A métrica on-chain STH-SOPR, que monitora o comportamento de carteiras com menos de 155 dias de posse, ultrapassou o nível 1, entrando em território claro de realização de ganhos. O cenário indica que os novos investidores estão aproveitando a janela de liquidez. Moreno ressalta que essa é a primeira leitura positiva da métrica desde dezembro de 2025, revertendo um período de perdas pesadas acumuladas em fevereiro e março. No entanto, o analista alerta que picos de lucro durante mercados de baixa costumam sinalizar topos locais, sugerindo que a demanda atual ainda pode não ser suficiente para sustentar uma nova máxima histórica imediata.
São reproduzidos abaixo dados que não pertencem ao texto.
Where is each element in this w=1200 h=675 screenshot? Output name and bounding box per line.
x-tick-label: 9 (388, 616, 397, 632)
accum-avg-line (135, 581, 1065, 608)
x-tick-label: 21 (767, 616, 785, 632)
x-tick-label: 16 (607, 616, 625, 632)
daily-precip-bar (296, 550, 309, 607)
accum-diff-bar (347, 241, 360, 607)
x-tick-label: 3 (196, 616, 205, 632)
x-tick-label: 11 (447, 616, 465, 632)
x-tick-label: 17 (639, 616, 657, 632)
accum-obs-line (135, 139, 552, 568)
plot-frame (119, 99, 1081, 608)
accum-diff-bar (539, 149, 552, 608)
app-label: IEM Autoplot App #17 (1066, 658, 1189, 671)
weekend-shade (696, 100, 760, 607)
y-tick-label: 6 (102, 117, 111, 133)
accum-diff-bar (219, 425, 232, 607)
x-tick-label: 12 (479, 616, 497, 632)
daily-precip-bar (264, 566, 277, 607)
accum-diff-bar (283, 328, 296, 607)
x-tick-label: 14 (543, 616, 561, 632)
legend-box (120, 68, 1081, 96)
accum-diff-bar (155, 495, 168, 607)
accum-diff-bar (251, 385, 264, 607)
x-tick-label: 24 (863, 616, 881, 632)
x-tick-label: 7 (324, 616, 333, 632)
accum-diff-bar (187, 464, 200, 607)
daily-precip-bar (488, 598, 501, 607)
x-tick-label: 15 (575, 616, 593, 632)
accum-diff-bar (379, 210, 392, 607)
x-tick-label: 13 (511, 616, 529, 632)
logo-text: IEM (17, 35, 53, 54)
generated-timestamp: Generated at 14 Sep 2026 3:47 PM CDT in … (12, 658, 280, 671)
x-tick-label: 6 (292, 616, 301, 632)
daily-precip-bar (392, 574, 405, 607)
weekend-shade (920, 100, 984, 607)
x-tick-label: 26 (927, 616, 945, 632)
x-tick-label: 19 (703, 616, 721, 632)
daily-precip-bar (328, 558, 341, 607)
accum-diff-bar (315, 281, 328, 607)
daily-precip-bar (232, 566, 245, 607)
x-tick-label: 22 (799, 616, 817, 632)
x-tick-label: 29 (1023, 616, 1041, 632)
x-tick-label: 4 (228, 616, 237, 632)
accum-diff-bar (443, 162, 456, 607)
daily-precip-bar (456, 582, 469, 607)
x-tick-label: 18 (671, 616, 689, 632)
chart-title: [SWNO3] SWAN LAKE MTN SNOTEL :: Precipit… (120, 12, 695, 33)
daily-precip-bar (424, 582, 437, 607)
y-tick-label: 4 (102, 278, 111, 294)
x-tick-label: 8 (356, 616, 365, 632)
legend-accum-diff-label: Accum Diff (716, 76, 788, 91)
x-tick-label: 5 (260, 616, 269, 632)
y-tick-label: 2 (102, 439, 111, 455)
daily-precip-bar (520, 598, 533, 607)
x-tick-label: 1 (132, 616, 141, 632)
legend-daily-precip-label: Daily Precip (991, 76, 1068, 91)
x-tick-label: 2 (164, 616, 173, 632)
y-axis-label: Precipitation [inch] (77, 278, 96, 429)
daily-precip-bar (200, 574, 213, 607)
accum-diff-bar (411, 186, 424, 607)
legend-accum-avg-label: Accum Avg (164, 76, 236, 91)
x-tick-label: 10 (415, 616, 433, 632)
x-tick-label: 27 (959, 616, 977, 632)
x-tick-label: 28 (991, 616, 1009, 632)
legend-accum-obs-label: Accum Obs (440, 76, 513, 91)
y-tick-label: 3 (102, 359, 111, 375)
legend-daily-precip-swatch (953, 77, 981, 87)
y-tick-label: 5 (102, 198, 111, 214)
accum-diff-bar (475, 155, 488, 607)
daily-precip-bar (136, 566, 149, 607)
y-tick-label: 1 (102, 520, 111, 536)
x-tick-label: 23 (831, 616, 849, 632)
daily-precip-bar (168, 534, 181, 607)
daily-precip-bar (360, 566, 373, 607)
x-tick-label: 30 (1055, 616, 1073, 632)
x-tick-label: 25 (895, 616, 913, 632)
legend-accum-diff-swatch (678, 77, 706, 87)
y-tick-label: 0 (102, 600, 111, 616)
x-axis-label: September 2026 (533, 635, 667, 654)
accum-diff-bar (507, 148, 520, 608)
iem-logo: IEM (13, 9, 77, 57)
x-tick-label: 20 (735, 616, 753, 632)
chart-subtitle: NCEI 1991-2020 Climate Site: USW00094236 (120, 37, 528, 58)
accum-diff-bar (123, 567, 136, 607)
Apesar da pressão de venda exercida por esses investidores, o fluxo institucional segue atuando como um contrapeso relevante no ecossistema. Dados da FARSIDE mostram que os ETFs de Bitcoin captaram mais de US$ 1 bilhão ao longo da semana, embora tenham registrado uma saída de US$ 268,5 milhões na sexta-feira. A demanda institucional continua sendo o principal suporte para o preço atual. Essa queda pontual no final da semana reflete o ajuste de carteiras de grandes fundos, mas o saldo acumulado dos últimos quatro dias permanece positivo, indicando que o apetite de Wall Street pelo ativo ainda não se esgotou completamente.

A divisão entre os analistas sobre o rumo do mercado para o restante de 2026 permanece acentuada. Enquanto o movimento de curto prazo é de alta, investidores veteranos como Michael Terpin acreditam que o ciclo de baixa ainda pode testar níveis inferiores nos próximos meses. Terpin projeta que o fundo do ciclo pode ocorrer em torno de US$ 57.000. Essa previsão baseia-se em padrões históricos de tempo entre o topo e o fundo do mercado, sugerindo que a recuperação definitiva para patamares acima de seis dígitos pode ser um processo mais lento do que o mercado espera, exigindo paciência dos investidores de longo prazo.
“Há uma chance de Bitcoin poder retomar o nível de preço de US$ 100.000 em 2026, mas as chances são improváveis.”
O sentimento predominante é de cautela, com o mercado operando em uma zona de indecisão técnica. Se por um lado a adoção institucional via ETFs estabiliza a rede, por outro, a realização massiva de lucros por detentores de curto prazo cria uma resistência difícil de romper sem um novo catalisador macroeconômico. A resiliência do suporte atual definirá o fôlego para o próximo semestre. Com o Bitcoin lutando para se manter acima das médias recentes, o foco dos operadores se volta para os dados de inflação e as próximas decisões monetárias globais, que ditarão se a realização de lucro atual é apenas um respiro ou o início de uma correção mais profunda.